Paris, le lundi 27 février 2023 – Aux États-Unis, la ville de San Francisco semble de plus en plus ravagée par ce fléau qu’est le fentanyl. 620 personnes y sont mortes d’overdose l’année dernière.
Le fentanyl frappe toutes les villes des États-Unis, y compris les plus branchées. San Francisco, il y a encore quelques années le bastion de l’industrie des nouvelles technologies, est à présent rongée par une grave crise des opiacés, comme beaucoup d’autres villes américaines avant elle. La crise a provoqué un fort sans-abrisme et entraîné des milliers de morts ces dernières années.
« Cette ville est devenue un véritable cauchemar »

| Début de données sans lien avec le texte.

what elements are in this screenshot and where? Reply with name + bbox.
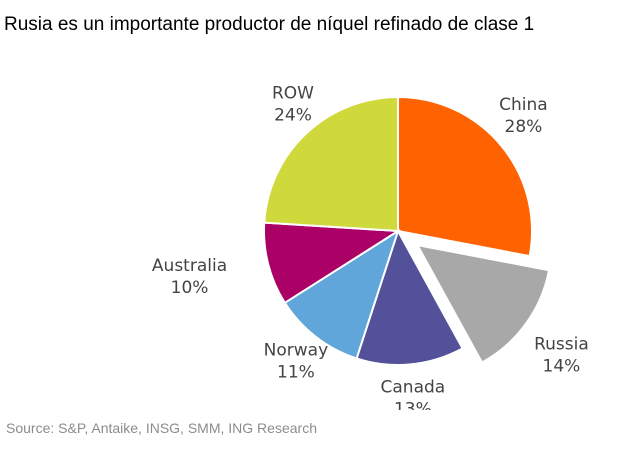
slice-value-australia: 10% <box>171 278 209 298</box>
pie-slice-norway <box>283 228 400 360</box>
slice-label-russia: Russia <box>534 335 589 355</box>
slice-value-canada: 13% <box>394 399 432 410</box>
pie-slice-canada <box>355 228 464 366</box>
pie-slice-china <box>397 95 533 258</box>
source-note: Source: S&P, Antaike, INSG, SMM, ING Res… <box>6 420 317 436</box>
slice-value-row: 24% <box>274 106 312 126</box>
pie-slice-russia <box>415 243 551 364</box>
pie-slices <box>263 95 551 366</box>
pie-slice-row <box>263 95 399 233</box>
slice-value-russia: 14% <box>543 357 581 377</box>
slice-label-australia: Australia <box>152 256 227 276</box>
slice-label-canada: Canada <box>381 377 446 397</box>
slice-value-china: 28% <box>505 117 543 137</box>
slice-label-norway: Norway <box>264 340 329 360</box>
slice-label-china: China <box>499 95 548 115</box>
slice-label-row: ROW <box>272 84 314 104</box>
chart-title: Rusia es un importante productor de níqu… <box>4 14 535 35</box>
pie-slice-australia <box>263 221 402 305</box>
slice-value-norway: 11% <box>277 362 315 382</box>
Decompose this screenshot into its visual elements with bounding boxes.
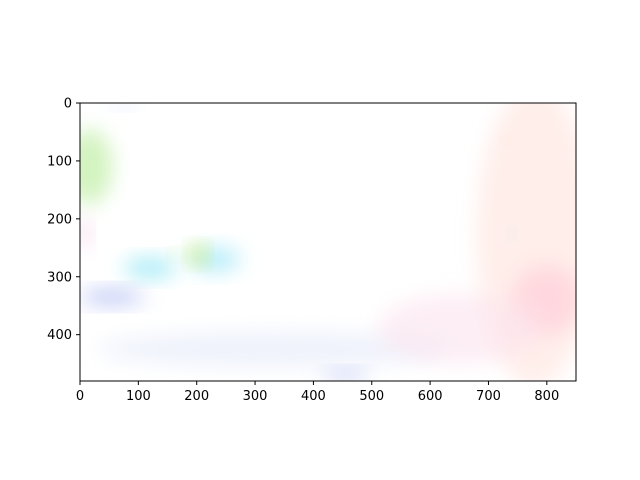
y-tick-label: 100 xyxy=(47,154,72,169)
heatmap-region-4 xyxy=(189,245,207,265)
x-tick-label: 600 xyxy=(418,389,443,404)
heatmap-region-13 xyxy=(508,228,515,238)
y-axis: 0 100 200 300 400 xyxy=(47,97,80,343)
y-tick-label: 200 xyxy=(47,212,72,227)
x-tick-label: 200 xyxy=(184,389,209,404)
heatmap-region-14 xyxy=(112,103,136,110)
heatmap-region-5 xyxy=(170,250,183,260)
heatmap-region-11 xyxy=(377,294,541,364)
y-tick-label: 300 xyxy=(47,270,72,285)
x-tick-label: 500 xyxy=(359,389,384,404)
heatmap-region-7 xyxy=(97,331,448,367)
x-tick-label: 800 xyxy=(534,389,559,404)
heatmap-region-0 xyxy=(80,129,113,205)
plot-frame xyxy=(79,102,577,382)
y-tick-label: 400 xyxy=(47,328,72,343)
x-tick-label: 400 xyxy=(301,389,326,404)
x-tick-label: 300 xyxy=(243,389,268,404)
heatmap-region-2 xyxy=(123,257,177,279)
x-tick-label: 0 xyxy=(76,389,84,404)
x-tick-label: 100 xyxy=(126,389,151,404)
y-tick-label: 0 xyxy=(64,97,72,112)
heatmap-region-6 xyxy=(80,288,145,306)
heatmap-region-8 xyxy=(322,369,369,381)
heatmap-region-1 xyxy=(80,218,91,248)
x-axis: 0 100 200 300 400 500 600 700 800 xyxy=(76,381,559,404)
x-tick-label: 700 xyxy=(476,389,501,404)
heatmap-region-12 xyxy=(503,137,509,144)
heatmap-image xyxy=(80,103,576,381)
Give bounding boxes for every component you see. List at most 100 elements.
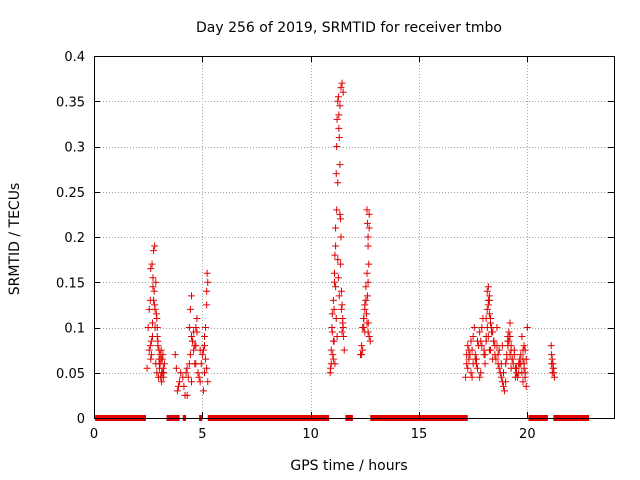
data-point — [506, 351, 514, 359]
data-point — [550, 373, 558, 381]
data-point — [483, 305, 491, 313]
data-point — [338, 79, 346, 87]
data-point — [339, 88, 347, 96]
data-point — [188, 378, 195, 386]
data-point — [150, 247, 158, 255]
data-point — [203, 301, 211, 309]
data-point — [329, 355, 337, 363]
data-point — [361, 301, 369, 309]
data-point — [365, 333, 373, 341]
data-point — [199, 387, 207, 395]
data-point — [469, 360, 477, 368]
data-point — [470, 324, 478, 331]
data-point — [334, 256, 342, 264]
data-point — [474, 337, 481, 345]
data-point — [180, 382, 188, 390]
data-point — [501, 387, 509, 395]
y-tick-label: 0.2 — [64, 231, 85, 246]
data-point — [186, 351, 194, 359]
data-point — [519, 378, 527, 386]
data-point — [157, 346, 165, 354]
data-point — [491, 342, 499, 350]
data-point — [520, 342, 528, 350]
data-point — [331, 278, 338, 286]
data-point — [204, 378, 212, 386]
data-point — [334, 274, 342, 282]
data-point — [338, 301, 346, 309]
data-point — [511, 373, 519, 381]
data-point — [364, 278, 372, 286]
data-point — [173, 387, 181, 395]
x-tick-label: 5 — [198, 427, 206, 442]
data-point — [337, 287, 345, 295]
data-point — [194, 369, 202, 377]
data-point — [521, 369, 529, 377]
data-point — [158, 369, 166, 377]
data-point — [159, 351, 167, 359]
data-point — [150, 287, 158, 295]
data-point — [332, 170, 340, 178]
data-point — [462, 373, 470, 381]
data-point — [337, 260, 345, 268]
data-point — [183, 364, 191, 372]
data-point — [328, 328, 336, 336]
data-point — [333, 143, 341, 150]
data-point — [153, 324, 161, 331]
data-point — [331, 269, 338, 277]
data-point — [192, 324, 200, 331]
data-point — [337, 84, 345, 92]
data-point — [176, 378, 184, 386]
data-point — [517, 351, 525, 359]
data-point — [188, 292, 195, 300]
data-point — [203, 364, 211, 372]
data-point — [339, 319, 347, 327]
data-point — [190, 328, 198, 336]
data-point — [153, 314, 161, 322]
y-tick-label: 0 — [77, 412, 85, 427]
data-point — [497, 360, 505, 368]
data-point — [195, 373, 203, 381]
data-point — [196, 346, 204, 354]
data-point — [502, 378, 510, 386]
data-point — [143, 364, 151, 372]
data-point — [201, 333, 208, 341]
data-point — [151, 305, 159, 313]
data-point — [484, 283, 492, 291]
data-point — [153, 333, 161, 341]
data-point — [155, 360, 163, 368]
data-point — [333, 206, 341, 214]
data-point — [474, 364, 481, 372]
y-tick-label: 0.15 — [56, 276, 85, 291]
data-point — [147, 355, 155, 363]
x-axis-label: GPS time / hours — [290, 458, 407, 474]
data-point — [149, 274, 157, 282]
data-point — [363, 292, 371, 300]
data-point — [334, 93, 342, 101]
data-point — [331, 360, 339, 368]
data-point — [507, 342, 515, 350]
data-point — [186, 305, 194, 313]
data-point — [476, 373, 484, 381]
data-point — [506, 319, 514, 327]
data-points — [143, 79, 558, 399]
data-point — [172, 364, 180, 372]
data-point — [467, 369, 475, 377]
data-point — [364, 242, 372, 250]
data-point — [522, 355, 530, 363]
data-point — [548, 369, 556, 377]
data-point — [336, 161, 344, 169]
data-point — [158, 355, 166, 363]
data-point — [463, 351, 471, 359]
y-tick-label: 0.35 — [56, 95, 85, 110]
data-point — [481, 360, 489, 368]
data-point — [158, 378, 166, 386]
data-point — [476, 328, 484, 336]
data-point — [329, 296, 337, 304]
data-point — [203, 287, 211, 295]
data-point — [365, 224, 373, 232]
data-point — [147, 337, 155, 345]
data-point — [329, 351, 337, 359]
data-point — [482, 314, 490, 322]
data-point — [151, 242, 159, 250]
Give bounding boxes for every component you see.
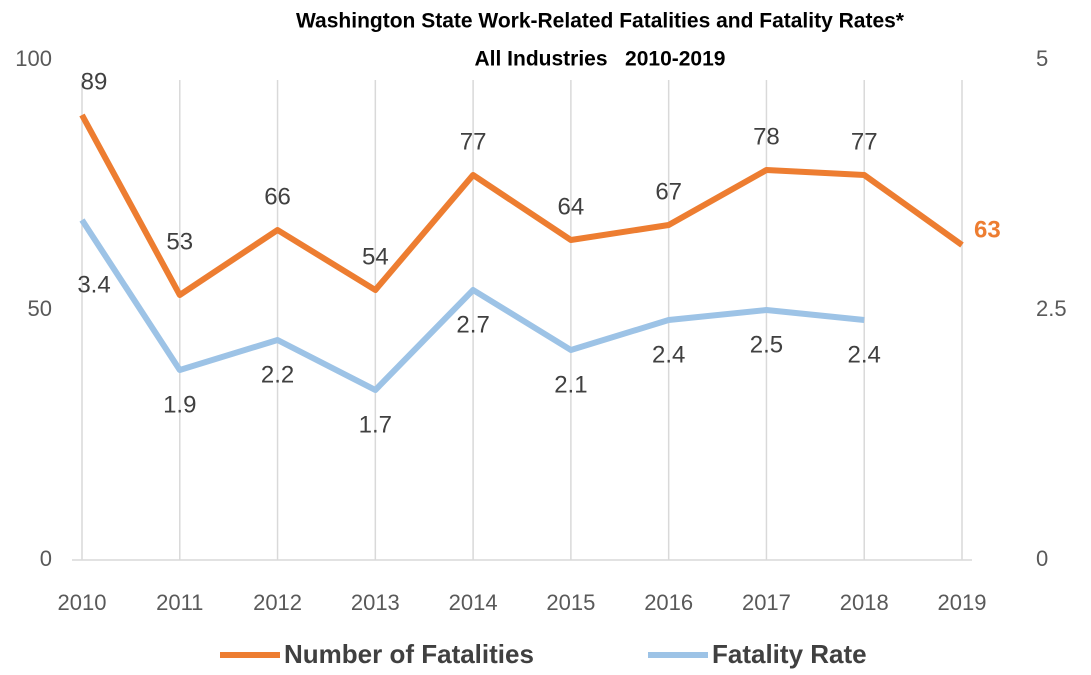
chart-subtitle: All Industries 2010-2019 bbox=[475, 48, 726, 71]
data-label: 2.4 bbox=[652, 341, 685, 368]
data-label: 77 bbox=[851, 128, 878, 155]
y-tick-label: 50 bbox=[28, 296, 52, 321]
data-label: 66 bbox=[264, 183, 291, 210]
data-label: 2.1 bbox=[554, 371, 587, 398]
data-label: 54 bbox=[362, 243, 389, 270]
x-tick-label: 2016 bbox=[644, 590, 693, 615]
legend-label: Number of Fatalities bbox=[284, 639, 534, 669]
x-tick-label: 2011 bbox=[156, 590, 203, 615]
chart-title: Washington State Work-Related Fatalities… bbox=[296, 10, 905, 33]
data-label: 77 bbox=[460, 128, 487, 155]
y-tick-label: 0 bbox=[40, 546, 52, 571]
data-label: 78 bbox=[753, 123, 780, 150]
data-label: 2.7 bbox=[456, 311, 489, 338]
data-label: 1.9 bbox=[163, 391, 196, 418]
data-label: 2.4 bbox=[848, 341, 881, 368]
y2-tick-label: 2.5 bbox=[1036, 296, 1067, 321]
x-tick-label: 2015 bbox=[546, 590, 595, 615]
y2-tick-label: 0 bbox=[1036, 546, 1048, 571]
series-line bbox=[79, 218, 865, 393]
x-tick-label: 2010 bbox=[58, 590, 107, 615]
x-tick-label: 2019 bbox=[938, 590, 987, 615]
data-label: 64 bbox=[558, 193, 585, 220]
legend-label: Fatality Rate bbox=[712, 639, 867, 669]
data-label: 2.2 bbox=[261, 361, 294, 388]
data-label: 63 bbox=[974, 216, 1001, 243]
data-label: 1.7 bbox=[359, 411, 392, 438]
y2-tick-label: 5 bbox=[1036, 46, 1048, 71]
data-label: 89 bbox=[81, 68, 108, 95]
data-label: 2.5 bbox=[750, 331, 783, 358]
data-label: 53 bbox=[166, 228, 193, 255]
x-tick-label: 2018 bbox=[840, 590, 889, 615]
x-tick-label: 2013 bbox=[351, 590, 400, 615]
y-tick-label: 100 bbox=[15, 46, 52, 71]
data-label: 3.4 bbox=[77, 271, 110, 298]
x-tick-label: 2014 bbox=[449, 590, 498, 615]
data-label: 67 bbox=[655, 178, 682, 205]
series-line bbox=[79, 113, 964, 298]
x-tick-label: 2012 bbox=[253, 590, 302, 615]
x-tick-label: 2017 bbox=[742, 590, 791, 615]
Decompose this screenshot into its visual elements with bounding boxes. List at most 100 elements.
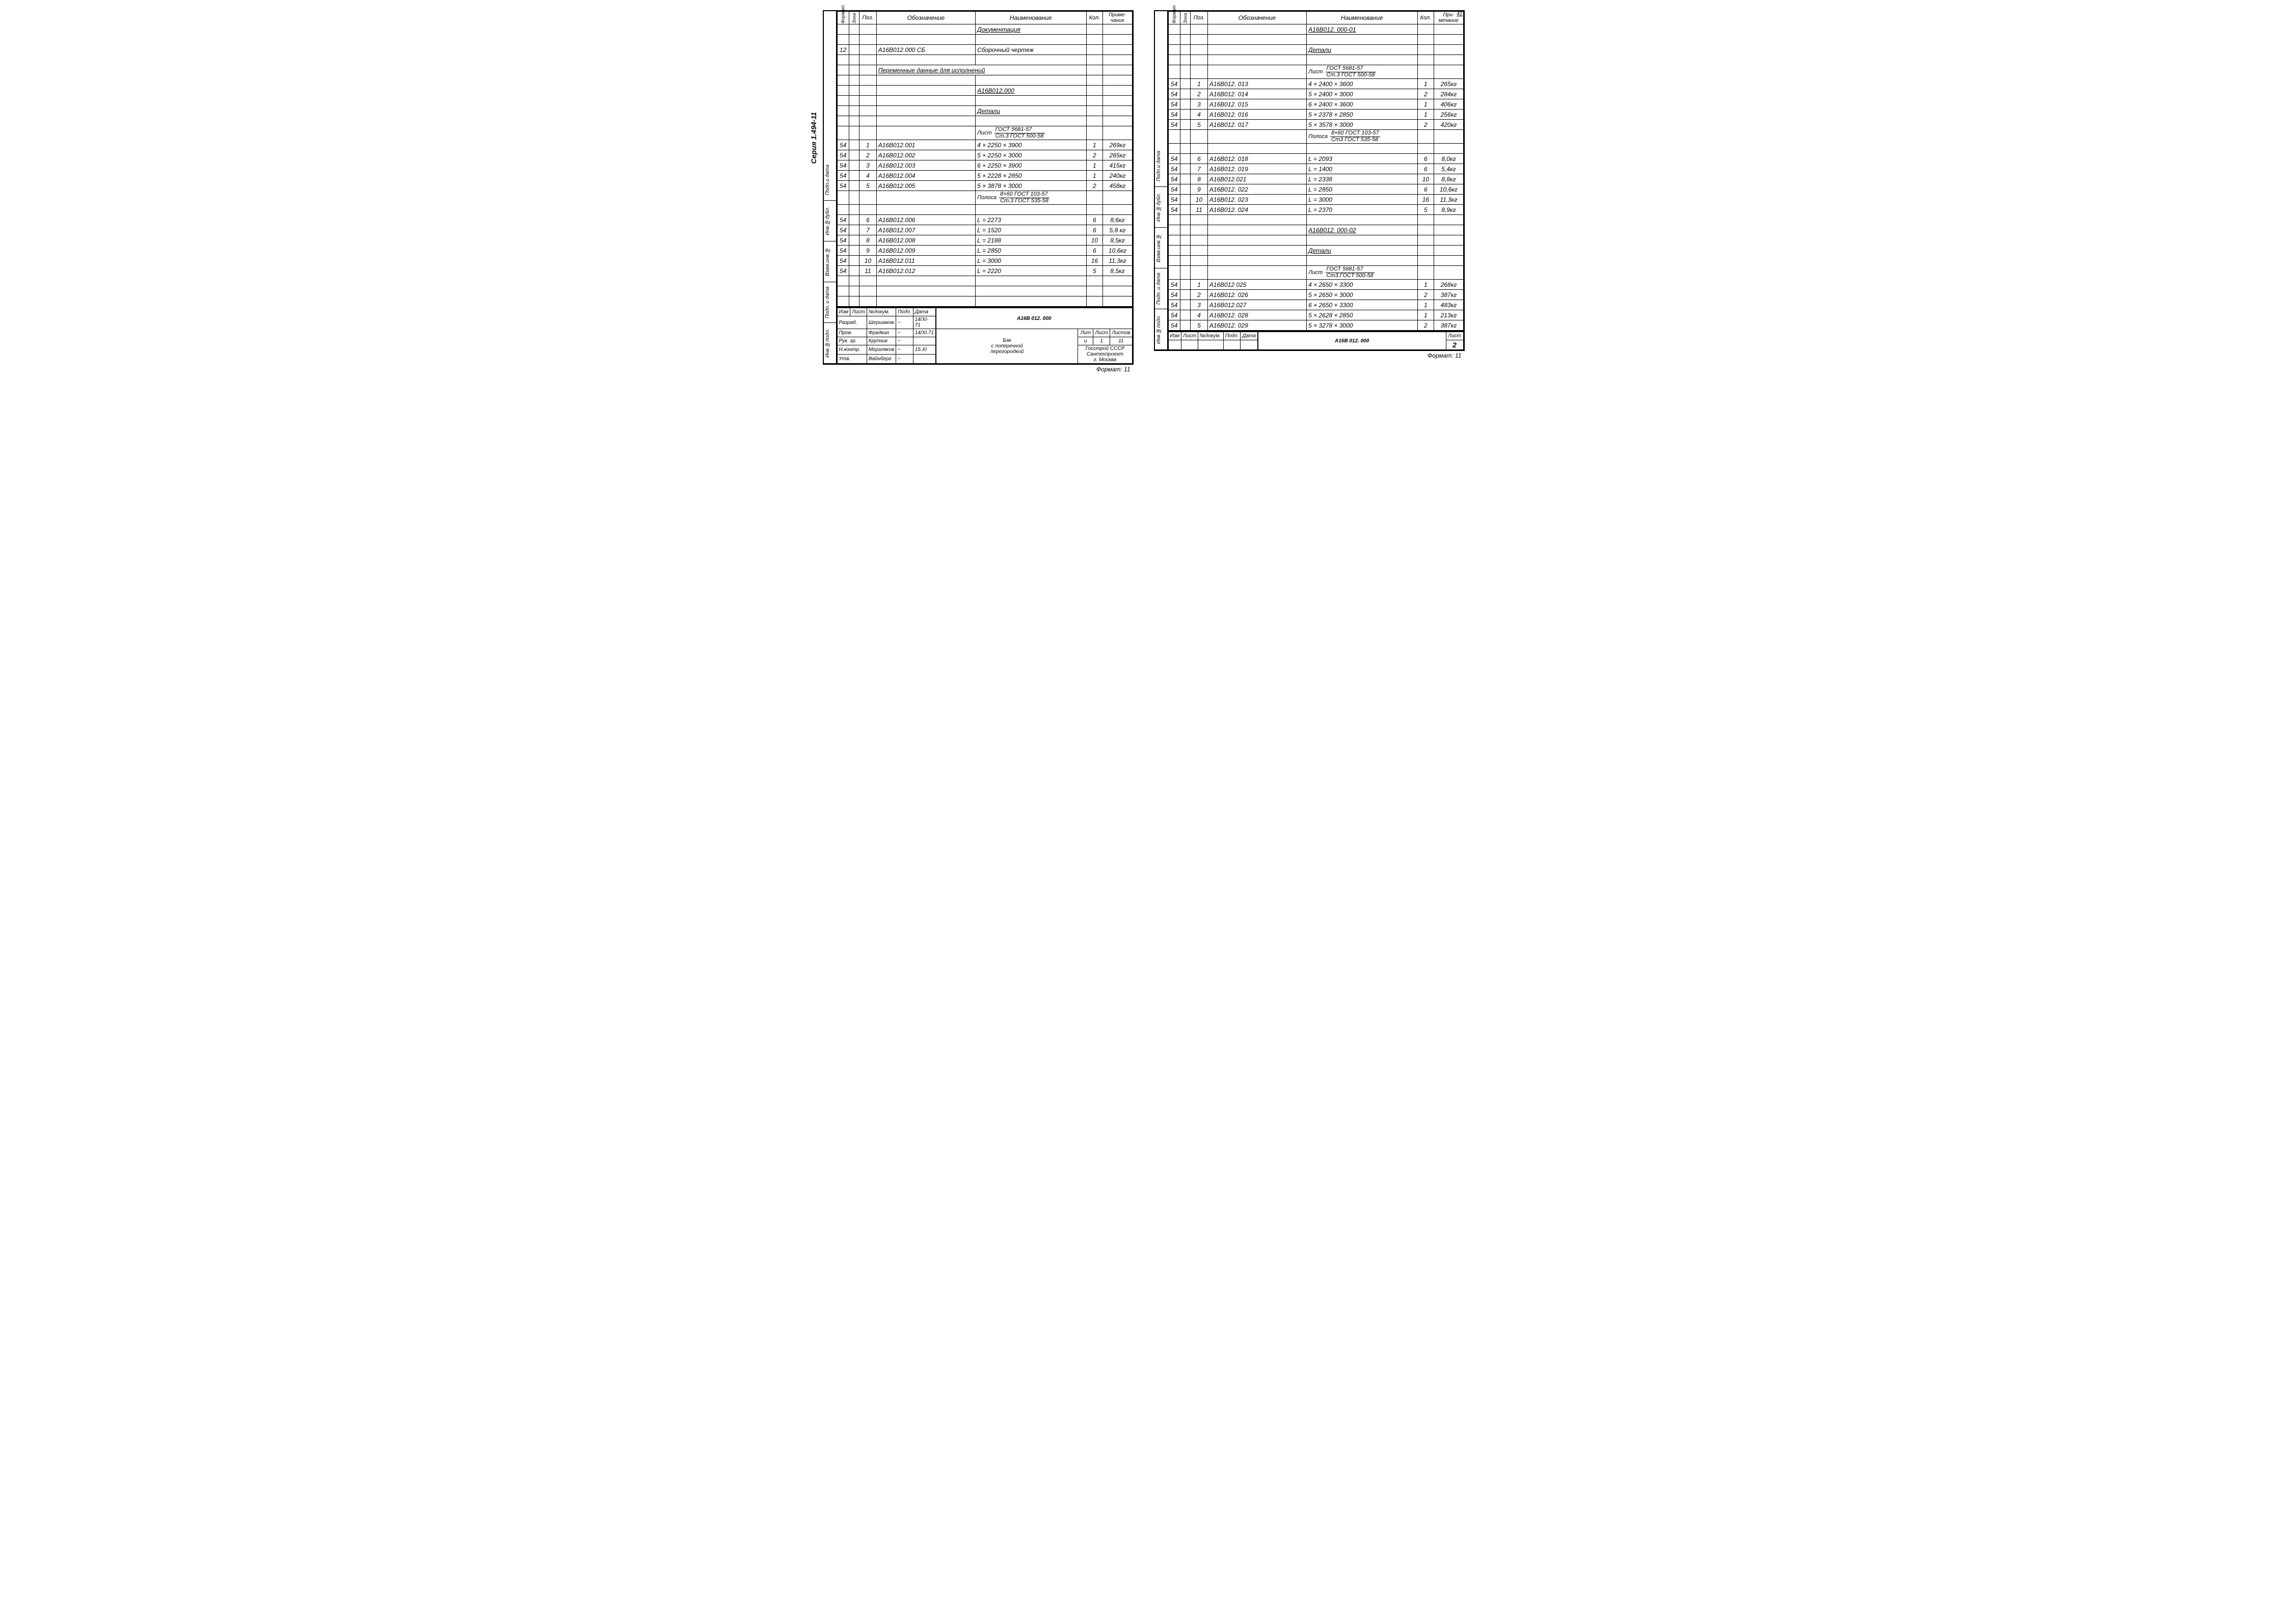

« Cette ville est devenue un véritable cauchemar, viciée par le fentanyl, en état d’abdication », explique Steve Adami, ancien toxicomane, à notre consœur du Figaro Armelle Vincent. Celui-ci a assisté à une conférence tenue par TogetherSF Action sur le thème : « Ce que nous pouvons faire pour combattre la crise de la drogue ». Selon notre consœur, l’association a indiqué que la municipalité avait totalement perdu le contrôle de ses rues, où errent près de 4 000 toxicomanes sans-abris. Pour Kanishka Cheng, fondatrice de TogetherSF Action, « nous pâtissons d’un marché libre de la drogue à ciel ouvert qui dévaste notre économie, notre sécurité, et qui décourage désormais la visite des touristes étrangers. Nos élus n’ont aucun plan, aucune mesure pour combattre le fléau. Leur mode opératoire est, au contraire, de laisser faire, à moins que le toxico n’ait besoin d’une seringue propre ou autre outil pour se droguer en paix et en public ».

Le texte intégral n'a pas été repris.